Джонъ Каркеръ вздохнулъ и тихонько поплелся къ дверямъ. Голосъ брата остановилъ его на порогѣ.
— Если она, какъ ты говоришь, твердо идетъ по пути, ею избранному, скажи ей, что я съ такою же твердостью иду по своей дорогѣ. Скажи ей, что рѣшенія мои неизмѣнны, и моя грудь, твердая, какъ мраморъ, неспособна оборачиваться назадъ.
— Я ничего ей не скажу. Мы никогда не говоримъ о тебѣ. Только разъ въ годъ, въ день твоего рожденія, Гэрріетъ вспоминаетъ твое имя и желаетъ тебѣ счастья. Больше никогда мы не говоримъ о тебѣ.
— Въ такомъ случаѣ потрудись съ этими словами обратиться къ себѣ самому, и пусть они будутъ для тебя урокомъ, что я менѣе всего расположенъ толковать съ тобой о предметѣ, который до меня не касается. Замѣть это хорошенько однажды навсегда. Я не знаю никакой Гэрріетъ Каркеръ. Такой женщины нѣтъ на свѣтѣ. У тебя есть сестра, и ты можешь любоваться ею, сколько хочешь. У меня не было и нѣтъ сестры.
Сказавъ это, м-ръ Каркеръ съ язвительной улыбкой указалъ на двери и отвернулся. По выходѣ брата онъ взялъ письмо, лежавшее на конторкѣ, сломалъ печать и съ величайшимъ вниманіемъ принялся за чтеніе.
Письмо было отъ м-ра Домби, изъ Лемингтона. М-ръ Каркеръ, быстро пробѣжавшій всѣ другія бумаги, читалъ теперь съ большой медленностью, останавливаясь на каждой фразѣ, взвѣшивая каждое слово. М-ръ Домби писалъ, между прочимъ:
"Путешествіе, сверхъ ожиданія, доставило мнѣ много наслажденій, и я не расположенъ назначать срока для своего возвращенія. Было бы недурно, Каркеръ, если бы вы потрудились сами пріѣхать въ Леминтонъ и лично извѣстить меня о ходѣ нашихъ дѣлъ…" Особенно замѣчателенъ былъ постскриптъ: "Забылъ сказать о молодомъ Гэѣ. Если "Сынъ и Наслѣдникъ" не отправился и стоитъ еще въ докахъ, назначьте въ Барбадосъ другого мальчгіка, a Гэя удержите въ лондонской конторѣ. Я еще не рѣшился, что изъ него сдѣлать".
— Какъ это жаль! — сказалъ м-ръ Каркеръ, оскаливая зубы и еще разъ перечитывая постскриптъ. — Летитъ теперь далеко племянникъ дяди Соля, летитъ на всѣхъ парусахъ, какъ выразился мой пріятель капитанъ Куттль.
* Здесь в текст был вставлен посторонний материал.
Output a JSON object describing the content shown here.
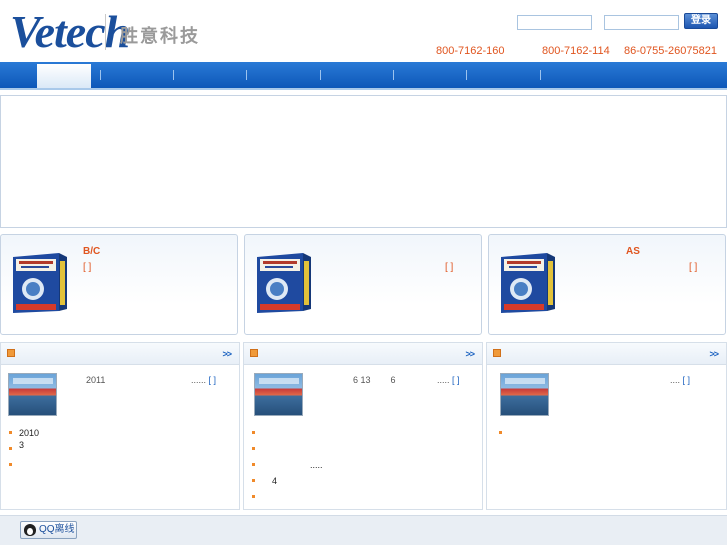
{
  "header": {
    "logo_text": "Vetech",
    "logo_cn": "胜意科技",
    "login_button": "登录",
    "phones": [
      "800-7162-160",
      "800-7162-114",
      "86-0755-26075821"
    ]
  },
  "nav": {
    "item_count": 7
  },
  "products": [
    {
      "title": "B/C",
      "more": "[ ]"
    },
    {
      "title": "",
      "more": "[ ]"
    },
    {
      "title": "AS",
      "more": "[ ]"
    }
  ],
  "news": [
    {
      "more": ">>",
      "headline": "2011",
      "headline_more": "......",
      "link": "[ ]",
      "items": [
        "2010 3",
        "",
        ""
      ]
    },
    {
      "more": ">>",
      "headline": "6 13        6",
      "headline_more": ".....",
      "link": "[ ]",
      "items": [
        "",
        "",
        ".....",
        "4",
        ""
      ]
    },
    {
      "more": ">>",
      "headline": "",
      "headline_more": "....",
      "link": "[ ]",
      "items": [
        ""
      ]
    }
  ],
  "footer": {
    "qq_label": "QQ离线"
  },
  "colors": {
    "brand_blue": "#1b4f9c",
    "accent_orange": "#e0551f",
    "nav_blue": "#1a66c8"
  }
}
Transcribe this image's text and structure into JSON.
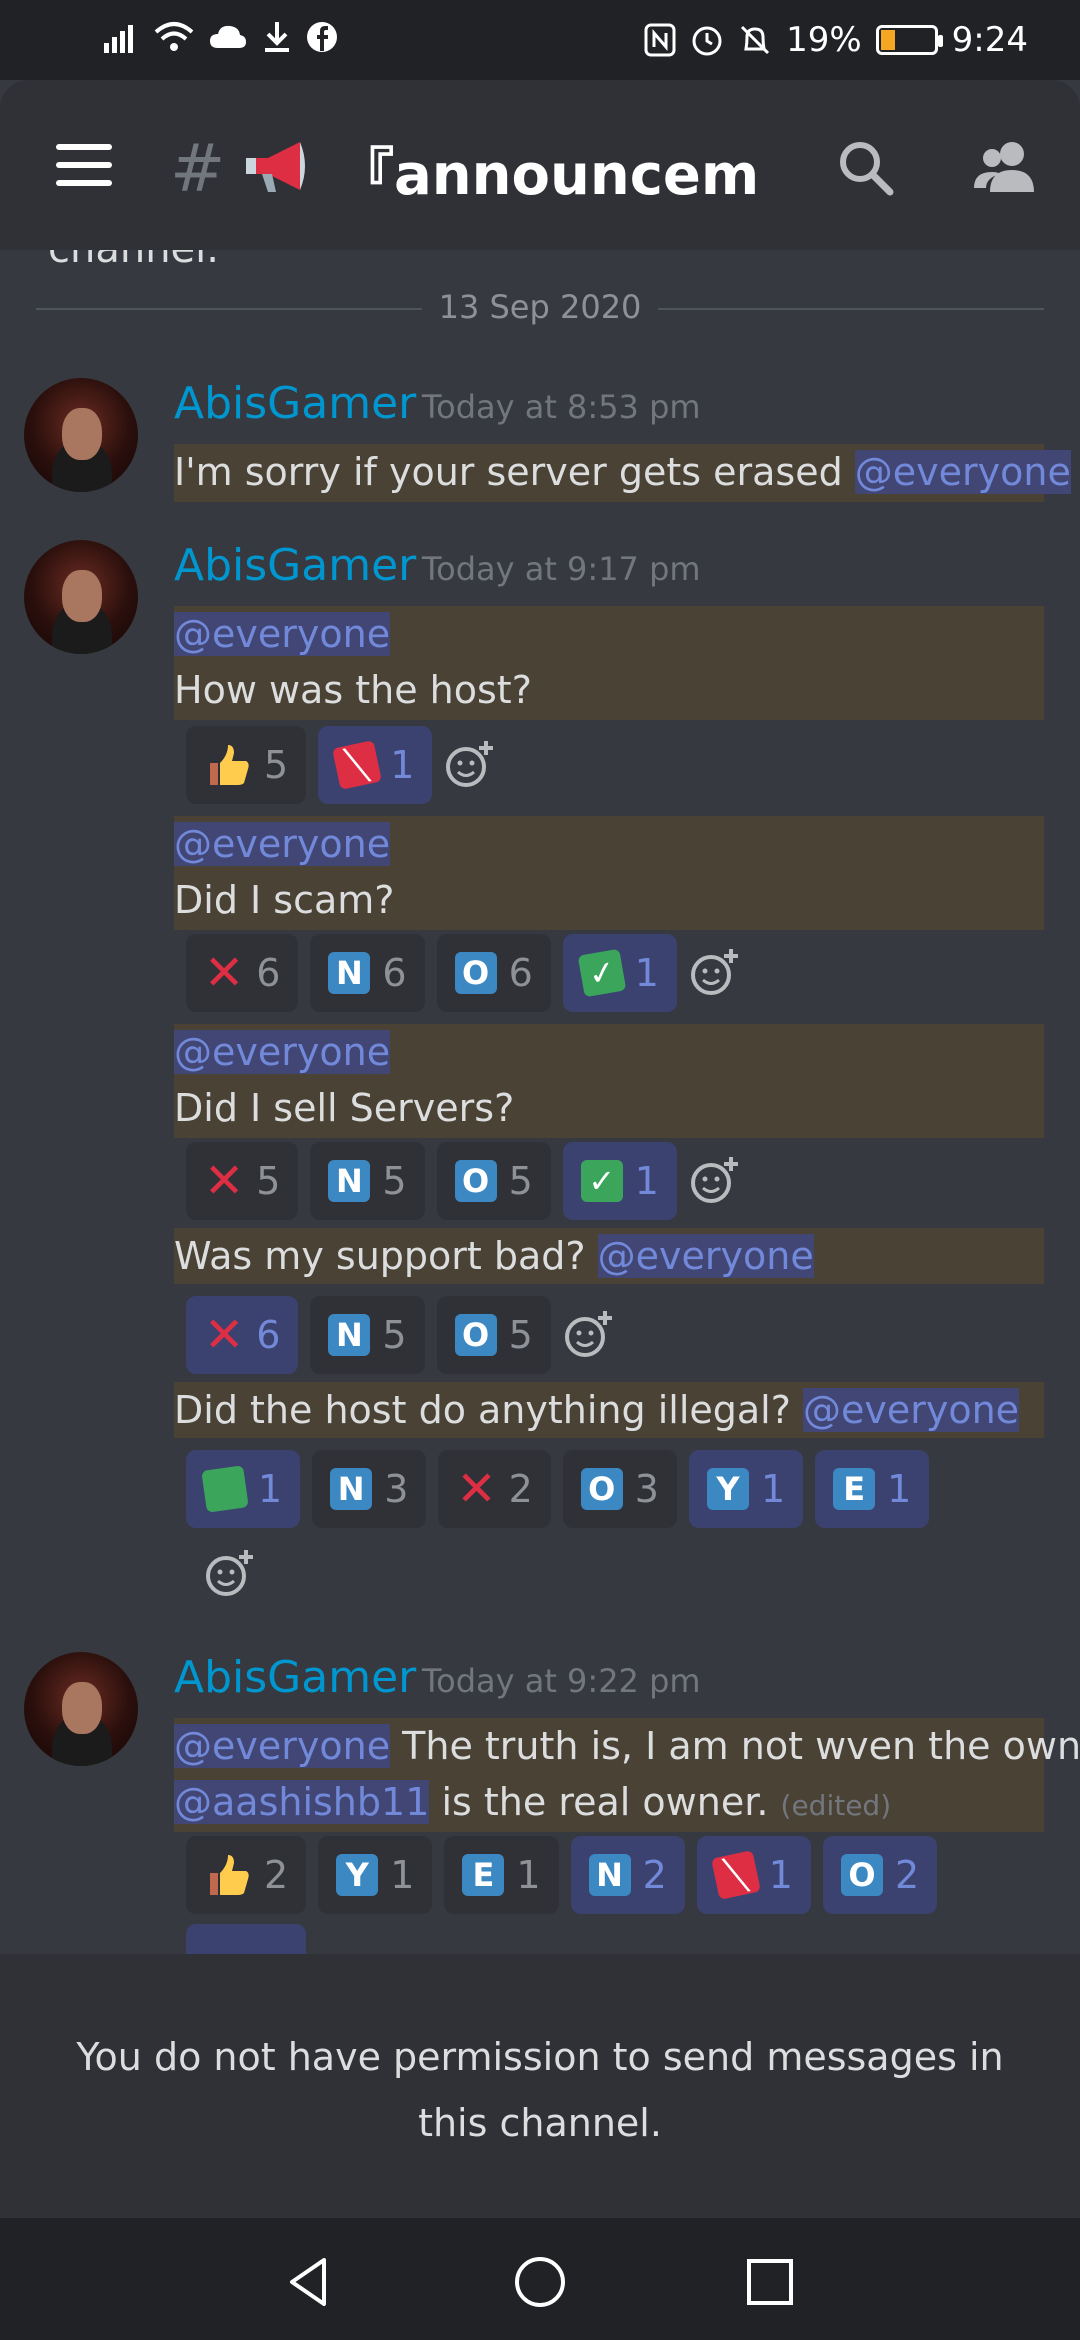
{
  "status_bar": {
    "battery_pct": "19%",
    "time": "9:24",
    "battery_color": "#f5a623"
  },
  "header": {
    "channel_name": "『announceme...",
    "icons": [
      "menu-icon",
      "hash-icon",
      "megaphone-icon",
      "search-icon",
      "members-icon"
    ]
  },
  "messages": {
    "clipped_text": "channel.",
    "date_divider": "13 Sep 2020",
    "groups": [
      {
        "username": "AbisGamer",
        "timestamp": "Today at 8:53 pm",
        "lines": [
          {
            "text": "I'm sorry if your server gets erased ",
            "mention": "@everyone"
          }
        ]
      },
      {
        "username": "AbisGamer",
        "timestamp": "Today at 9:17 pm",
        "blocks": [
          {
            "mention_line": "@everyone",
            "text": "How was the host?",
            "reactions": [
              {
                "emoji": "thumbs-up-icon",
                "count": "5"
              },
              {
                "emoji": "red-tile-icon",
                "count": "1"
              }
            ]
          },
          {
            "mention_line": "@everyone",
            "text": "Did I scam?",
            "reactions": [
              {
                "emoji": "cross-mark-icon",
                "count": "6"
              },
              {
                "emoji": "N",
                "count": "6"
              },
              {
                "emoji": "O",
                "count": "6"
              },
              {
                "emoji": "green-check-icon",
                "count": "1"
              }
            ]
          },
          {
            "mention_line": "@everyone",
            "text": "Did I sell Servers?",
            "reactions": [
              {
                "emoji": "cross-mark-icon",
                "count": "5"
              },
              {
                "emoji": "N",
                "count": "5"
              },
              {
                "emoji": "O",
                "count": "5"
              },
              {
                "emoji": "green-check-icon",
                "count": "1"
              }
            ]
          },
          {
            "text": "Was my support bad? ",
            "mention": "@everyone",
            "reactions": [
              {
                "emoji": "cross-mark-icon",
                "count": "6"
              },
              {
                "emoji": "N",
                "count": "5"
              },
              {
                "emoji": "O",
                "count": "5"
              }
            ]
          },
          {
            "text": "Did the host do anything illegal? ",
            "mention": "@everyone",
            "reactions": [
              {
                "emoji": "green-tile-icon",
                "count": "1"
              },
              {
                "emoji": "N",
                "count": "3"
              },
              {
                "emoji": "cross-mark-icon",
                "count": "2"
              },
              {
                "emoji": "O",
                "count": "3"
              },
              {
                "emoji": "Y",
                "count": "1"
              },
              {
                "emoji": "E",
                "count": "1"
              }
            ]
          }
        ]
      },
      {
        "username": "AbisGamer",
        "timestamp": "Today at 9:22 pm",
        "line1_mention": "@everyone",
        "line1_text": " The truth is, I am not wven the owner.",
        "line2_mention": "@aashishb11",
        "line2_text": " is the real owner. ",
        "edited": "(edited)",
        "reactions": [
          {
            "emoji": "thumbs-up-icon",
            "count": "2"
          },
          {
            "emoji": "Y",
            "count": "1"
          },
          {
            "emoji": "E",
            "count": "1"
          },
          {
            "emoji": "N",
            "count": "2"
          },
          {
            "emoji": "red-tile-icon",
            "count": "1"
          },
          {
            "emoji": "O",
            "count": "2"
          }
        ]
      }
    ]
  },
  "footer": {
    "permission_text": "You do not have permission to send messages in this channel."
  },
  "nav": {
    "buttons": [
      "back-icon",
      "home-icon",
      "recents-icon"
    ]
  }
}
Право, очень жаль!
Онъ положилъ письмо въ конвертъ и постукивалъ имъ по столу, повертывая его на всѣ стороны. Было ясно, м-ръ Домби задалъ многосложную работу для его мозга. Въ эту минуту постучался въ дверь разсыльный и, войдя на цыпочкахъ, перегибался на каждомъ шагу, какъ будто низкіе поклоны были наслажденіемъ его жизни. Подойдя къ столу, м-ръ Перчъ съ благоговѣніемъ подалъ своему повелителю нѣсколько бумагъ.
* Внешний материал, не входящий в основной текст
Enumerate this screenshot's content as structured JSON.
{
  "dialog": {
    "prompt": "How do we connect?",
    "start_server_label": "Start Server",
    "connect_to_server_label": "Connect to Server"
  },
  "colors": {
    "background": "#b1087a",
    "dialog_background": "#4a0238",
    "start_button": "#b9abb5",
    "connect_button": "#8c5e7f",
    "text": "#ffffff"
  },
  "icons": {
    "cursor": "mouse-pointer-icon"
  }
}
— Прикажете сказать, сэръ, что вы заняты? — спросилъ м-ръ Перчъ, потирая руками и склонивъ голову на бокъ, какъ человѣкъ, хорошо понимавшій, какою грубостью было бы держаться прямо въ присутствіи такой знатной особы.
— Кто меня спрашиваетъ?
— Пожалуй, что никто, сэръ, или, то есть, почти все равно, что никто. Приходилъ старикъ Гильсъ, инструментальный мастеръ, съ уплатой долга, да я ужъ сказалъ, что ваша милость ужасно заняты.
— A еще былъ кто-нибудь?
— Нѣтъ, сэръ, еще никого не было. Тотъ парнишка, что приходилъ вчера и на прошлой недѣлѣ почти каждый день, шляется и теперь около дома, да вѣдь нельзя же докладывать вашей милости о всякой сволочи. Какой-то бездомный прощалыга, сударь, свиститъ себѣ да гоняетъ воробьевъ.
— Вы не знаете, что ему нужно?
— Да говоритъ, сэръ, что y него нѣтъ мѣста, ваша милость, говоритъ, не пристроитъ ли его на доки: рыбу, говоритъ, умѣю ловить; ну да вѣдь…
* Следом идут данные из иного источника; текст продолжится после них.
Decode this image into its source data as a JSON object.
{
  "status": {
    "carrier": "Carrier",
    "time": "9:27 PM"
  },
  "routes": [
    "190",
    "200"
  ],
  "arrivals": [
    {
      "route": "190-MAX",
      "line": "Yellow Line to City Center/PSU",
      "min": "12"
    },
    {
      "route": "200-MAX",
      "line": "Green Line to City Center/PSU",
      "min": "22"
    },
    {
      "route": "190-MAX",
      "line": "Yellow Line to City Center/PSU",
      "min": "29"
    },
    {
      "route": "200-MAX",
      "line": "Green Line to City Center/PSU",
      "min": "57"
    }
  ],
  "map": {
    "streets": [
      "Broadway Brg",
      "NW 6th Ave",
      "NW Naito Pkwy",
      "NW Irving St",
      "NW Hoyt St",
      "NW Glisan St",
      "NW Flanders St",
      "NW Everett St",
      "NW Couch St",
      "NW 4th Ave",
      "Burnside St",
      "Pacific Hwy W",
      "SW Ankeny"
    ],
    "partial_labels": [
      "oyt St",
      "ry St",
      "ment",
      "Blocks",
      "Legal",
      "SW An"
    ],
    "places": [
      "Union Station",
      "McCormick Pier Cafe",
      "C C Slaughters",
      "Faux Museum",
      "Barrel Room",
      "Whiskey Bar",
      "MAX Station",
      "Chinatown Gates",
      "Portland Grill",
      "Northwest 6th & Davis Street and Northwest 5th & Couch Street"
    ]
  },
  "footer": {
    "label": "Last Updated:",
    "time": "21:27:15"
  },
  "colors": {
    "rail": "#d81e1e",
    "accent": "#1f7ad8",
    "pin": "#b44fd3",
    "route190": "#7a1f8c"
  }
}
Здѣсь м-ръ Перчъ сомнительно покачалъ головою и кашлянулъ изъподъ руки.
— Кто же онъ такой?
— Бездомный прощалыга, какъ я осмѣлился докладывать вашей милости. Шляется безъ куска хлѣба. Да только, видите ли, сэръ, — прибавилъ м-ръ Перчъ, толкнувъ колѣномъ въ дверь, чтобы увѣриться, хорошо ли она заперта — нахалъ этотъ говоритъ, что мать его была кормилицей нашего молодого джентльмена; вотъ онъ и надѣется, что авось, дескать, какъ-нибудь… народъ грубый. Нѣтъ, это не по-нашему. М-съ Перчъ выкормила для м-ра Домби дѣвочку на славу, a небось, заикался ли я, что вотъ-де жена моя была кормилицей; опредѣлите меня въ доки.